Performance Compensation
Director equity compensation policy:
- Initial award for new directors: RSUs with value $350,000, vesting quarterly over four years.
- Annual award: RSUs with value $175,000 (proposed $200,000 for 2025), vesting quarterly over one year.
- Change-in-control protection: Unvested director equity accelerates and fully vests upon merger/sale if the director continues service through closing.
Mr. Visoso’s outstanding director RSUs and vesting:
| Metric | Value/Detail |
|---|---|
| Outstanding RSUs (as of 12/31/2024) | 8,799 shares |
| Vesting schedule | 11 equal quarterly installments beginning January 23, 2025, subject to continued board service |
Other Directorships & Interlocks
- Current executive role: CFO of SanDisk Corporation since Feb 2025; previously senior finance executive roles at Western Digital, Unity Software, Palo Alto Networks, Amazon (AWS and Worldwide Consumer), Cisco, and Procter & Gamble.
- Related-party transactions: None disclosed involving Mr. Visoso; the only related-person transaction disclosed for 2024–2025 was a consulting arrangement with co-founder/director Frederic Simon.
Expertise & Qualifications
- Finance and Operations: Multi-decade CFO and senior finance leadership across consumer, enterprise software, cloud, and cybersecurity sectors.
- Industry breadth: Deep experience in cloud (AWS), cybersecurity (Palo Alto Networks), enterprise software (Unity, Cisco), and global consumer goods (P&G).
- Education: Industrial Engineering (BS) and minor in International Business, Tecnológico de Monterrey.
Equity Ownership
| Holder | Shares Beneficially Owned | % of Outstanding | Composition |
|---|---|---|---|
| Luis Visoso | 2,400 | <1% | 1,600 shares held of record; 800 RSUs vesting within 60 days of March 14, 2025 |
- Anti-hedging and anti-pledging: Company policy prohibits directors from hedging or pledging JFrog securities, engaging in short sales, or trading derivative securities on JFrog.
Governance Assessment
- Board effectiveness: As an Audit Committee member and cybersecurity subcommittee participant, Visoso strengthens financial oversight and cyber risk governance; Audit met five times in 2024 with structured oversight of internal controls, compliance, and cybersecurity.
- Independence & attendance: Board determined him independent and audit-committee qualified; directors, including Visoso, met minimum attendance thresholds (≥75%) in 2024.
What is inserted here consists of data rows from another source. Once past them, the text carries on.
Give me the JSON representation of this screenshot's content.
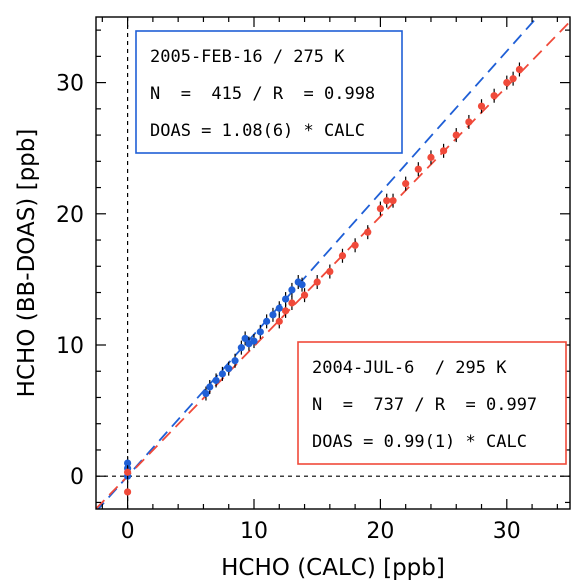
{
  "chart_data": {
    "type": "scatter",
    "xlabel": "HCHO (CALC) [ppb]",
    "ylabel": "HCHO (BB-DOAS) [ppb]",
    "xlim": [
      -2.5,
      35
    ],
    "ylim": [
      -2.5,
      35
    ],
    "x_ticks": [
      0,
      10,
      20,
      30
    ],
    "y_ticks": [
      0,
      10,
      20,
      30
    ],
    "x_tick_labels": [
      "0",
      "10",
      "20",
      "30"
    ],
    "y_tick_labels": [
      "0",
      "10",
      "20",
      "30"
    ],
    "grid": false,
    "zero_lines": {
      "x": 0,
      "y": 0,
      "style": "dashed",
      "color": "#000000"
    },
    "series": [
      {
        "color": "#1f5fd6",
        "fit_slope": 1.08,
        "annotation": [
          "2005-FEB-16 / 275 K",
          "N  =  415 / R  = 0.998",
          "DOAS = 1.08(6) * CALC"
        ],
        "annotation_position": "top-left",
        "x": [
          0.0,
          0.0,
          0.0,
          6.2,
          6.5,
          7.0,
          7.5,
          8.0,
          8.5,
          9.0,
          9.3,
          9.6,
          10.0,
          10.5,
          11.0,
          11.5,
          12.0,
          12.5,
          13.0,
          13.5,
          13.8
        ],
        "y": [
          0.0,
          0.6,
          1.0,
          6.3,
          6.8,
          7.3,
          7.8,
          8.2,
          8.8,
          9.8,
          10.5,
          10.1,
          10.3,
          11.0,
          11.8,
          12.3,
          12.8,
          13.5,
          14.2,
          14.8,
          14.6
        ]
      },
      {
        "color": "#f04a3a",
        "fit_slope": 0.99,
        "annotation": [
          "2004-JUL-6  / 295 K",
          "N  =  737 / R  = 0.997",
          "DOAS = 0.99(1) * CALC"
        ],
        "annotation_position": "bottom-right",
        "x": [
          0.0,
          0.0,
          12.0,
          12.5,
          13.0,
          14.0,
          15.0,
          16.0,
          17.0,
          18.0,
          19.0,
          20.0,
          20.5,
          21.0,
          22.0,
          23.0,
          24.0,
          25.0,
          26.0,
          27.0,
          28.0,
          29.0,
          30.0,
          30.5,
          31.0
        ],
        "y": [
          -1.2,
          0.3,
          11.8,
          12.6,
          13.2,
          13.8,
          14.8,
          15.6,
          16.8,
          17.6,
          18.6,
          20.4,
          21.0,
          21.0,
          22.3,
          23.4,
          24.3,
          24.8,
          26.0,
          27.0,
          28.2,
          29.0,
          30.0,
          30.3,
          31.0
        ]
      }
    ]
  }
}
- Alignment & incentives: Director pay structure balances modest cash retainers with equity; Visoso received $371,001 in 2024 stock awards and holds 8,799 outstanding RSUs with multi-year vesting, aligning interests with shareholders.
- Conflicts/related-party exposure: No related-party transactions or disclosed conflicts involving Visoso; his external CFO role at SanDisk presents potential ecosystem proximity but no reported interlock or transaction with JFrog.
- Risk indicators and policies: Robust clawback policy adopted in Oct 2023 per SEC/Nasdaq rules; strict insider trading and hedging/pledging prohibitions reduce misalignment and reputational risks.
Overall signal: Strong audit and cybersecurity oversight with clear independence and ownership alignment; low disclosed conflict risk. Pending shareholder approval, 2025 updates slightly increase director cash and equity compensation but remain within policy caps, with continued performance- and service-based alignment.